Dans l’affaire Marie, le Conseil d’Etat a jugé qu’« eu égard à la nature et à la gravité de cette mesure, la punition de cellule constitue une décision faisant grief susceptible d’être déférée au juge de l’excès de pouvoir ». L’incidence de la sanction sur le régime des réductions de peines est un élément déterminant en l’espèce, puisque la haute juridiction relève notamment qu’en application de l’article 721 du code de procédure pénale des réductions de peines peuvent être accordées aux condamnés détenus en exécution de peines privatives de libertés « s’ils ont donné des preuves suffisantes de bonne conduite » et que les réductions de peine ainsi octroyées peuvent être rapportées « en cas de mauvaise conduite du condamné en détention » (conclusions du commissaire du gouvernement P. Frydmann, in RFDA, 1995 p. 353).
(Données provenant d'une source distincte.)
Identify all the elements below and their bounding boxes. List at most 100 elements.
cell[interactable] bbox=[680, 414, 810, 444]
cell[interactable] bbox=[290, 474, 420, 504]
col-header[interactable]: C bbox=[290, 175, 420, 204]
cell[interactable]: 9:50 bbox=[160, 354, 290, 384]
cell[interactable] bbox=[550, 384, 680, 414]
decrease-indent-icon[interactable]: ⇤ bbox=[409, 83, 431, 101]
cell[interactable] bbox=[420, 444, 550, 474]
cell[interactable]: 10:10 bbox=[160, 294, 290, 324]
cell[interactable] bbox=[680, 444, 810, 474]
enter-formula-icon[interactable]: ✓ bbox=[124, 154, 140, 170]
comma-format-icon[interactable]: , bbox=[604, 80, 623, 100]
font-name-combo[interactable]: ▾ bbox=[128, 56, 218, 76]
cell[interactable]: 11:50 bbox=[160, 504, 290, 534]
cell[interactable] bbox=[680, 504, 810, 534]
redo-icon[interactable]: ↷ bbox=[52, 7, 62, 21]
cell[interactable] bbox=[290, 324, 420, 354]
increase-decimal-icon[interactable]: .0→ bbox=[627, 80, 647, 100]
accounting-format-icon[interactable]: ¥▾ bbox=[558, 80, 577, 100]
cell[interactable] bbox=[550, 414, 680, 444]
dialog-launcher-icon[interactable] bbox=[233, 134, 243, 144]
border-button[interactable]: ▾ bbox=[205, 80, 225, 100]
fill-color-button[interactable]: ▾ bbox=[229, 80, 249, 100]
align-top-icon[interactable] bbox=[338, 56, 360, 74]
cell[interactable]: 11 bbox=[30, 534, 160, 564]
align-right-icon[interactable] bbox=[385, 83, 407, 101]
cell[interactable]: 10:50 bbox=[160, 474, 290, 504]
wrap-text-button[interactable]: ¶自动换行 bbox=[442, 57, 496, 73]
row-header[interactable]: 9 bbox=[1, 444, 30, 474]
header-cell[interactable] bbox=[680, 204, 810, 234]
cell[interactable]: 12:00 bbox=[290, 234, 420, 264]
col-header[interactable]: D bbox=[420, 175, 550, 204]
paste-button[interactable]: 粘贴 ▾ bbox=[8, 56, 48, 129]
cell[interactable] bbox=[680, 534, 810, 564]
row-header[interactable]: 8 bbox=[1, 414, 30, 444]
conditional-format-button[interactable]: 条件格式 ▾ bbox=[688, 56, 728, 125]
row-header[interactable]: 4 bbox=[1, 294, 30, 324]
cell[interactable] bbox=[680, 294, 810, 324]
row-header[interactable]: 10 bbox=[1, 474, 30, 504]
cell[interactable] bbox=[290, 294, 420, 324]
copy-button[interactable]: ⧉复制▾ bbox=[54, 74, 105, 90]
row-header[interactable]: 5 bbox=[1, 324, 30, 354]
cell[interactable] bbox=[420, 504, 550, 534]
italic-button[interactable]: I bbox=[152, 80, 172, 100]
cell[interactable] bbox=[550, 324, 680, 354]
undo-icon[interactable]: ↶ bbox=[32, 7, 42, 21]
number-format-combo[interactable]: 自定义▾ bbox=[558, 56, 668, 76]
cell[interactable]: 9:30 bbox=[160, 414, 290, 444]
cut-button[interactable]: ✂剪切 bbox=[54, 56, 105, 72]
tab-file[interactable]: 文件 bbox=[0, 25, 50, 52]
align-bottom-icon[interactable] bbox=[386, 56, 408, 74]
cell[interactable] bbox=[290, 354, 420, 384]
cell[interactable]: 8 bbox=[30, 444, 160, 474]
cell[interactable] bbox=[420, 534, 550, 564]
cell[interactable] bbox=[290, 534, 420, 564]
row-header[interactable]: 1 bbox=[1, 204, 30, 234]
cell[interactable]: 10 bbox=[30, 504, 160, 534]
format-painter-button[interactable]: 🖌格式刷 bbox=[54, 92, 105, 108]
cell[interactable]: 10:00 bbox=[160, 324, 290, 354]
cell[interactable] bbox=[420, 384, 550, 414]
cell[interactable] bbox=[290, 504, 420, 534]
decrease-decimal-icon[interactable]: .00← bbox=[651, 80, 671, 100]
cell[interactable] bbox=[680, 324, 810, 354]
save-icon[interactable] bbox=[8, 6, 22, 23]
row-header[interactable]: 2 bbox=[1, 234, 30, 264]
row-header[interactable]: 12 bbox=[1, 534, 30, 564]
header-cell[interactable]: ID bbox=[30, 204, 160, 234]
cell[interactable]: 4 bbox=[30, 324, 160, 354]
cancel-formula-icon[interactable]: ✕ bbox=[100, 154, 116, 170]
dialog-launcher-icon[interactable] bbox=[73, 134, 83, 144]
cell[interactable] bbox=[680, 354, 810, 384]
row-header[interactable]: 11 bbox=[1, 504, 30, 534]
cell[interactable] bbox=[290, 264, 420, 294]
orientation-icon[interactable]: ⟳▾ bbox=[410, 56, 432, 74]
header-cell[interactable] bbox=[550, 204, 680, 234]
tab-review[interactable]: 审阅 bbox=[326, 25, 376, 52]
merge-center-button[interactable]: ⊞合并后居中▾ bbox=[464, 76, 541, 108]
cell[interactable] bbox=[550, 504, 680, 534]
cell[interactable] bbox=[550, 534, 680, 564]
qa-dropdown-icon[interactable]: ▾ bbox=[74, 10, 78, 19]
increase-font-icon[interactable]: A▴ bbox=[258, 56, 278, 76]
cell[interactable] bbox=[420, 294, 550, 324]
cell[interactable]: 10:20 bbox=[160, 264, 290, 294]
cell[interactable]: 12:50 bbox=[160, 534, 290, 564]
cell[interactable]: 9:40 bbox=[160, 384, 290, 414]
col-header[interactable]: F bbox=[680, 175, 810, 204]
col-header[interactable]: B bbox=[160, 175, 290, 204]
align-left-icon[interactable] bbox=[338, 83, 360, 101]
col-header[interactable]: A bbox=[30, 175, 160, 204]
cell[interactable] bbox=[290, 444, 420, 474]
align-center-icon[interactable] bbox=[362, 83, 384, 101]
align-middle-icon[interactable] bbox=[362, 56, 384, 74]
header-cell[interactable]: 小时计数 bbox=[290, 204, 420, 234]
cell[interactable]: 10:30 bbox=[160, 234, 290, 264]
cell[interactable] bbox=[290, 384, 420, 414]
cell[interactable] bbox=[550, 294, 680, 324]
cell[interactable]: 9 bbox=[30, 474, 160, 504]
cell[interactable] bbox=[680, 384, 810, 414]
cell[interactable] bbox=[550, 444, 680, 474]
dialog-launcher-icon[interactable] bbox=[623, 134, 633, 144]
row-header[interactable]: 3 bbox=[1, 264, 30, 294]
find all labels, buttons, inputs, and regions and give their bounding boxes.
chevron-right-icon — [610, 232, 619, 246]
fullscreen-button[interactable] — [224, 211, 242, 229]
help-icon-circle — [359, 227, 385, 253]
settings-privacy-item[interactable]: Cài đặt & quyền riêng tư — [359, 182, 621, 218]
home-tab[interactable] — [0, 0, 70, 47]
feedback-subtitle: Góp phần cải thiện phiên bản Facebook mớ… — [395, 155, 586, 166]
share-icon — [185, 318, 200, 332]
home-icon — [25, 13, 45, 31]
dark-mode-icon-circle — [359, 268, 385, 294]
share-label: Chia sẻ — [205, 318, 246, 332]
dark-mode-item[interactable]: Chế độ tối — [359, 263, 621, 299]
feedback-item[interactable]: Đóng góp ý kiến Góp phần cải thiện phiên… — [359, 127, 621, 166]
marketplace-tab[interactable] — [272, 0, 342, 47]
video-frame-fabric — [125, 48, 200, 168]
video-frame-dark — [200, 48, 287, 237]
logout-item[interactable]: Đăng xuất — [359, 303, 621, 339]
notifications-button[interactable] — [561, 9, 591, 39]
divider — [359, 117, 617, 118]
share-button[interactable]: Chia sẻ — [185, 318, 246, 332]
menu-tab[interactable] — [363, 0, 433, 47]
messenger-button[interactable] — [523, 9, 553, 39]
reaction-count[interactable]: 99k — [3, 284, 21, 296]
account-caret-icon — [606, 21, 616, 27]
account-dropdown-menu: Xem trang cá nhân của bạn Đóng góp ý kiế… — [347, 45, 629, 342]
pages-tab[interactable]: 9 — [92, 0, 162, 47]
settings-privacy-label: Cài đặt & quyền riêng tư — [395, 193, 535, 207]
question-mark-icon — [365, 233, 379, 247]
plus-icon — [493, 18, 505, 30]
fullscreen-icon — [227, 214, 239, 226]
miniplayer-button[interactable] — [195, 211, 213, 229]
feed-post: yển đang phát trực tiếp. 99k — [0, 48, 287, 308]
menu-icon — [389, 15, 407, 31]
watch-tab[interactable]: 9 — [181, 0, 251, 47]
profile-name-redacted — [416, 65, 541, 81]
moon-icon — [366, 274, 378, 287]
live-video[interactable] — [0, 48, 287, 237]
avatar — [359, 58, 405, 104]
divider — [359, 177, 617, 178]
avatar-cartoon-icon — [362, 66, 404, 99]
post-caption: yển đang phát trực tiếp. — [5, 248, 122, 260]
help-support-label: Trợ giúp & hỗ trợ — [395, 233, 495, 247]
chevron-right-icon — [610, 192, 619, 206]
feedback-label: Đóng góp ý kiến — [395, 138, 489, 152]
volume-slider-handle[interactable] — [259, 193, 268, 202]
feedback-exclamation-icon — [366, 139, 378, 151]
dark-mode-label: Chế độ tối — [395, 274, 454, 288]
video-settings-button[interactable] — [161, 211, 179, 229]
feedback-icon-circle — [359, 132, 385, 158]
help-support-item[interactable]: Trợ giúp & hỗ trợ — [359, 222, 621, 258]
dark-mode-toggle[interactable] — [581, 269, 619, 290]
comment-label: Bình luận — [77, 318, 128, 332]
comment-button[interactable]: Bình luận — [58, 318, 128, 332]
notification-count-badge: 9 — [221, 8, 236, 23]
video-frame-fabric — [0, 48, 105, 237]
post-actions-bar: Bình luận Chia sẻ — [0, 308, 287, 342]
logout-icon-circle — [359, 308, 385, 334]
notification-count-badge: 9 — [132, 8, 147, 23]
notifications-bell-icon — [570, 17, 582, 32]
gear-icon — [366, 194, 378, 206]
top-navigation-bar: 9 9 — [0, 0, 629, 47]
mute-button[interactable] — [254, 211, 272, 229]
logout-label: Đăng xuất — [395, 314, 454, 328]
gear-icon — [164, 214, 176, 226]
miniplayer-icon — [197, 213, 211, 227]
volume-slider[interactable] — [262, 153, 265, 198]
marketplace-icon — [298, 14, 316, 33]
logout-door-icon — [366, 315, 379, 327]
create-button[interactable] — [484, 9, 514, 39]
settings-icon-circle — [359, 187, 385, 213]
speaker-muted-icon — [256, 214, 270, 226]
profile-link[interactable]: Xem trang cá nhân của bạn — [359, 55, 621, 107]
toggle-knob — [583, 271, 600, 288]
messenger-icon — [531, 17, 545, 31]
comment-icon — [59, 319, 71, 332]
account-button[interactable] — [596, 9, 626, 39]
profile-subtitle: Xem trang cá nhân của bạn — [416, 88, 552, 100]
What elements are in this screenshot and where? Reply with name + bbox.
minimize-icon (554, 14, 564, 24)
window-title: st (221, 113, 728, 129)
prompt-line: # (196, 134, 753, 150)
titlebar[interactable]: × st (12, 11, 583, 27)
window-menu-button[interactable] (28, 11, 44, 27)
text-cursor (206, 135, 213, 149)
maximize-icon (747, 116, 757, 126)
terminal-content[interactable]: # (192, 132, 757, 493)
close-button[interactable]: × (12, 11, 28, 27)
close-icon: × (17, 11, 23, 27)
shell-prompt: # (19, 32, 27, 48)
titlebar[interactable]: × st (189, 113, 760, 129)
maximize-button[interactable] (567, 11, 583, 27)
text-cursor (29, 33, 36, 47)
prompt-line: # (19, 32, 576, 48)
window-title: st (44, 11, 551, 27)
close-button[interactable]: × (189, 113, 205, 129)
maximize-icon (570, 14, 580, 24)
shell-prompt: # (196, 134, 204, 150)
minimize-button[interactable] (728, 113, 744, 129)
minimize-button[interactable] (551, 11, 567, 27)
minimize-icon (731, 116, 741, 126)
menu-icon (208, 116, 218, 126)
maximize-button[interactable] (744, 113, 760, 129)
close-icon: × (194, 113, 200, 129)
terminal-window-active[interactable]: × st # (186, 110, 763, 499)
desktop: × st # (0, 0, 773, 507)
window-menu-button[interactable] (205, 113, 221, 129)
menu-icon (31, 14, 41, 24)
A la suite de ce revirement de jurisprudence, le décret n° 96-287 du 2 avril 1996 a réformé l’ensemble de la matière disciplinaire en considération des principes contenus dans la recommandation R(87) 3 du Conseil de l’Europe sur les règles pénitentiaires européennes et tirés de la Convention européenne de sauvegarde des droits de l’homme et des libertés fondamentales.
S’il faut se féliciter de l’avancée de ces droits, il est cependant nécessaire là encore d’en relativiser la portée : l’encombrement des juridictions administratives ne permet d’obtenir l’annulation de la décision que plusieurs années après. Le détenu a bien souvent été libéré depuis lors et n’obtient qu’une décision purement symbolique même si, dans le cas de l’annulation d’une sanction, la responsabilité de l’Etat peut être engagée et justifier l’allocation de dommages-intérêts. L’annulation de la sanction ne permet pas cependant de l’effacer du dossier du détenu, alors même que cette sanction a pu être prise en compte dans les décisions du juge de l’application des peines.
Il semble indispensable d’étudier, au sujet du droit en prison, les recommandations faites par la commission Canivet qui préconise un aménagement des procédures d’urgence devant le juge administratif, rendant ainsi effectifs et utiles les recours du détenu.
La proposition d’une loi pénitentiaire revêt là encore toute sa pertinence ; c’est en effet au législateur que devrait revenir la responsabilité de déterminer les décisions faisant grief et susceptibles de recours.
Pour conclure sur les décisions insusceptibles de recours, il convient de dire un mot sur celles prises par le juge d’application des peines ; considérées comme des mesures d’administration judiciaire, celles-ci n’étaient pas susceptibles de recours.
La loi sur la présomption d’innocence, suivant en cela la recommandation du rapport de la commission présidée par M. Daniel Farge, a prévu que dorénavant, les placements à l’extérieur, la semi-liberté, les fractionnements et suspensions de peines, les permissions de sortie, la libération conditionnelle et le placement sous surveillance électronique seront accordés, refusés ou révoqués par une décision motivée du juge de l’application des peines, susceptible d’appel de la part du condamné, du Procureur de la République et du Procureur général.